Окончательно выходит Оскар из припадка слабости, когда замечает вдруг, что он дико агрессивен. В этот момент Оскар — сверхчеловек и твердо верит в то, что он сумеет отомстить миру за все боли и обиды, причиненные ему — Оскару. «Не может быть, чтобы я родился без цели и предназначения, — шепчет он, — не может быть».

Счастливо перебравшись без помощи Наташки через очередной припадок бессилия, 14 октября в девять часов вечера Оскар отправился на парти к Жюльет Мендельсон. Заряженный маниакальной энергией.



В зеркальном элевейторе юноша поднимает Оскара на этаж миссис Мендельсон. Даже классическая музыка звучит в элевейторе, исходя негромко из стен. Пять лет уже не был Оскар у Мендельсонов. «Что же он делал все это время? — пытается вспомнить Оскар. — Осваивал страну? Ну да, конечно, — звучит успокаивающе, — осваивал страну, познавал людей». Если же расшифровать эту звучащую так серьезно фразу, то Оскар видит себя возящимся в постели с женщинами, сидящим с женщинами за ресторанными столиками, идущим с женщинами по нью-йоркским улицам, смеющимся с женщинами, стоя у клеток с животными в Централ-парке, и ебущим женщин везде — от бейсментов до чердаков. В сущности, Оскар не может вспомнить даже, когда исчез из его жизни последний друг мужчина… Теперь, думает Оскар, сама судьба определила ему роль. Работать с женщинами — вот моя профессия, ухмыльнулся Оскар. В сущности, это именно то, что он больше всего и любит делать. Работать с женщинами — находиться с ними вместе, смотреть за их телом, расчесывать их волосы и, конечно, любопытно заглядывать им в глаза, в то же время трогая рукой или членом их органы пола.
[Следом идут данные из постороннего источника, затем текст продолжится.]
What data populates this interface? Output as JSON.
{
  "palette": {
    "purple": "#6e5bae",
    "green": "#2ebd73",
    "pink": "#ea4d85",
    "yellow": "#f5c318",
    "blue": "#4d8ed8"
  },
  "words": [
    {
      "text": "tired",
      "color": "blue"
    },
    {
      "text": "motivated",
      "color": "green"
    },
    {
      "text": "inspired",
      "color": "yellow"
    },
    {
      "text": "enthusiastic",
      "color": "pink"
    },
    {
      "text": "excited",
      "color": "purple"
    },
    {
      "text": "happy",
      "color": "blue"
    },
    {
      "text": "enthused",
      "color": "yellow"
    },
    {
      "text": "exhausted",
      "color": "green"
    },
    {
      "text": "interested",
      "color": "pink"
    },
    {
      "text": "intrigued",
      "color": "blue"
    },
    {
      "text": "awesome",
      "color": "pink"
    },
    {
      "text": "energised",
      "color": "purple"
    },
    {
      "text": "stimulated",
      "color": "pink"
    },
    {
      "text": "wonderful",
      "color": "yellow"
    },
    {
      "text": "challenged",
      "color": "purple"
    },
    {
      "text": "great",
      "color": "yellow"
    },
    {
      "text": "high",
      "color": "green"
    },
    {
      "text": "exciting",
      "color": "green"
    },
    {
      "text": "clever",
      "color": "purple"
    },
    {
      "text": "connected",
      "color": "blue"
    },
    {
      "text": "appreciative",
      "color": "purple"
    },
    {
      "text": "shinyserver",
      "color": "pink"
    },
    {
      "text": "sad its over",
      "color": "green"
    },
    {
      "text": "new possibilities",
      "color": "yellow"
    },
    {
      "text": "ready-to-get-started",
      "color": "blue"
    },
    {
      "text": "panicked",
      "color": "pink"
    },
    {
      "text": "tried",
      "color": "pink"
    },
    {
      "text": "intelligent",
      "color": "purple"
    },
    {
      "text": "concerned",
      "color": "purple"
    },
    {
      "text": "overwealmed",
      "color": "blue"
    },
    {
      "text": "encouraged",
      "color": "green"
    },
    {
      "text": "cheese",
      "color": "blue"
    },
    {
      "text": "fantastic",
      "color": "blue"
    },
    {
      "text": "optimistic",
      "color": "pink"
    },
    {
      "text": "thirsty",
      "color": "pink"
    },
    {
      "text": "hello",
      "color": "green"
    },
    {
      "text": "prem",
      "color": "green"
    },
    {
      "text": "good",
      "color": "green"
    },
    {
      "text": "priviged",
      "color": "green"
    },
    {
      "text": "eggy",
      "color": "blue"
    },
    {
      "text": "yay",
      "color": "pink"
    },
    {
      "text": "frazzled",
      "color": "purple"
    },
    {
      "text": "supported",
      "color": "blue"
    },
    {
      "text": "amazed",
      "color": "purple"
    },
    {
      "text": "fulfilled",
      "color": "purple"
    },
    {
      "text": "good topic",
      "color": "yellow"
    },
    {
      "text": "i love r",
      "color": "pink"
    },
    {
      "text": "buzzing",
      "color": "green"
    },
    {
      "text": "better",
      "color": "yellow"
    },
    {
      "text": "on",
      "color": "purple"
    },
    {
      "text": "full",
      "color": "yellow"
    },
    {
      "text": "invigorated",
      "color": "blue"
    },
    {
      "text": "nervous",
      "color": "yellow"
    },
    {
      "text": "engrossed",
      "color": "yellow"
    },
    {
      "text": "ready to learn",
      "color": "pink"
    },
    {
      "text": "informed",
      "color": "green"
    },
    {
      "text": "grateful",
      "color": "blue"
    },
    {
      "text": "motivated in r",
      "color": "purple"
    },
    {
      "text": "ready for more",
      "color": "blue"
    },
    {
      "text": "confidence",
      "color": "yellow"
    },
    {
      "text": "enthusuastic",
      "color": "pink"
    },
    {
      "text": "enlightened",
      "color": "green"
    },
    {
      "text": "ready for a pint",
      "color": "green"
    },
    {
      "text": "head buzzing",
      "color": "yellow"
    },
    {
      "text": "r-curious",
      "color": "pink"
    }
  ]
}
Они приехали. Оскар сбросил с себя наваждение своего будущего и мимо зонтов, торчащих в изобилии из специальных сосудов, вошел в широко открытые двери квартиры Мендельсонов. Молоденькая горничная-блондинка в переднике и наколке приняла у него из рук хэмфри-богартовский плащ. Именно в нем, помнит Оскар, он приходил на последнее парти к Мендельсонам пять лет назад. Оскар любит свой плащ. Бесчисленные отвороты, карманы и пуговицы плаща создают ощущение громоздкой мужской суровости и даже романтический ореол вокруг человека, носящего такой плащ. Токсидо Наташкиного официального любовника Джоэла и его же токсидовые брюки, только временно укороченные, неплохо сидят на Оскаре. К счастью для Оскара, Джоэл хранит запасную пару у Наташки в шкафу, на случай, если ему срочно понадобится вечерний туалет, другая пара висит в шкафу на другом конце города, там, где живут жена и дети Джоэла и он сам.

Оскар пришел в половине десятого — на час позднее официально указанного ему миссис Мендельсон времени. Гостей было уже, очевидно, много, равномерное тяжелое гудение доносилось из глубины вместительного многокомнатного апартмента Мендельсонов, из их огромной, в десяток окон на улицу, ливинг-рум в прихожую, где, чуть замешкавшись, взволнованный, стоял Оскар.

— Гуд ивнинг, Оскар. Как хорошо, что ты пришел, рад тебя видеть.

Фраза прилетела сбоку. Мистер Мендельсон вышел в прихожую через боковую-дверь, ведущую в кухню и помещения для прислуги, и теперь стоял, протягивая руку Оскару… За спиной его, с кухни, на Оскара выливался дневной голубоватый свет, и сновали в этом свете, словно ангелы, бармены и повара.

Как в замедленном фильме, Оскар взял руку Роджера Мендельсона и пожал ее и, удивляясь собственному голосу, произнес: «Гуд ивнинг, Роджер. Рад вас видеть. — И тут же добавил: — Вы так прекрасно выглядите, где вы так загорели?»

Фуй, Оскар подражал Жюльет в ее дежурной вежливости. Это была вежливость, рефриджерейтора. Роджер Мендельсон, выглядел как говно. Ему было, очевидно, уже под шестьдесят, но и в шестьдесят лет можно было бы выглядеть во много раз лучше. Лицо Роджера — не помогал и загар — всегда было синевато-желтым лицом человека, у которого постоянно больна и разлагается печень. И выражение лица Роджера, независимо от того, что он говорил — любезности или гадости, — всегда было измученно-брезгливым.